Damit hatte er recht – der Krieger überragte Aton nur um eine Handbreit, aber das lag nur daran, dass er innerhalb seiner Vitrine auf einem Sockel stand, ohne den er vermutlich kleiner als Aton gewesen wäre.

»Die Menschen waren damals alle nicht viel größer«, erklärte Aton. »Außerdem hat die Größe nicht viel zu besagen. Die ägyptischen Heere galten lange Zeit als unbesiegbar.«

»Ja – deswegen sitzen ihre Nachfahren ja heute auch in der Wüste und züchten Kamele«, sagte Werner abfällig.

Die Worte machten Aton zornig. Obwohl er wusste, dass es viel klüger wäre, den Mund zu halten, drehte er sich zu Werner herum und maß ihn mit einem leicht verächtlichen Blick. »Immerhin hat das Pharaonenreich einige tausend Jahre überdauert«, sagte er. »Ich bin gespannt, ob man das später auch einmal von unserer Kultur behaupten kann.«

»Wen interessiert das schon?«, fragte Werner. Er zog eine Grimasse und Aton gab ihm in Gedanken recht – aber vielleicht war es ganz gut, wenn zumindest gewisse Vertreter besagter Kultur von diesem Planeten verschwanden, ohne allzu deutliche Spuren ihrer Existenz zu hinterlassen.
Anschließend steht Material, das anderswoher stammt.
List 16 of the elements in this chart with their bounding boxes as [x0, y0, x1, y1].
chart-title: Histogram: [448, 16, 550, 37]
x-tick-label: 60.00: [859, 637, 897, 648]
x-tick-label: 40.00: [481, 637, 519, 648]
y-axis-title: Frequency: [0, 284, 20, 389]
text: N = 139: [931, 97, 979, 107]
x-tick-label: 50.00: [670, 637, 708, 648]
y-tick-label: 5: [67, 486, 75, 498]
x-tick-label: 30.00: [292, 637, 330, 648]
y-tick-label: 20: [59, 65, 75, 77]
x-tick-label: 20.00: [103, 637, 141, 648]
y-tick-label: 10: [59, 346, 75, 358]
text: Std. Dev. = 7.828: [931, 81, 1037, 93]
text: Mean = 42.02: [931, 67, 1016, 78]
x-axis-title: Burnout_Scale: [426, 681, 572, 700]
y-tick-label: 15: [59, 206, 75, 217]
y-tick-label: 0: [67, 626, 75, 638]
Einer von Werners Begleitern deutete jetzt auf die kleinere Vitrine und fragte erstaunt: »Was ist denn das?«

»Eine Katze«, beeilte sich Aton zu antworten. »Sie haben sie mumifiziert – so wie ich es euch vorhin erklärt habe. Und dann beerdigt.«

»Eine Katze?«, fragte Werner zweifelnd. »Wieso sollten sie sich mit dem Viehzeug solche Mühe machen?«

»Katzen waren heilige Tiere im alten Ägypten«, erklärte Aton. »Sie wurden von den Menschen verehrt.«

»So wie heute die Inder ihre blöden Kühe?«

»Viel mehr«, antwortete Aton. »Sie hatten eine Katzengöttin. Manche von den Tieren lebten in eigenen Tempeln und eine Katze umzubringen zog schwere Strafen nach sich. Viele Katzen wurden mumifiziert, nachdem sie gestorben waren. Es gab sogar einen eigenen Friedhof, auf dem nur Katzen beigesetzt wurden, und das unter großen Ehren. Es gibt ihn noch heute. Er liegt in Bubastis, wo auch der große Tempel der Bastet stand, der Katzengöttin.«

Werner schnaubte. Er warf einen misstrauischen Blick auf den in graue Leinenstreifen eingewickelten kleinen Körper, dann richtete er sich kopfschüttelnd auf und wandte sich wieder dem Krieger zu.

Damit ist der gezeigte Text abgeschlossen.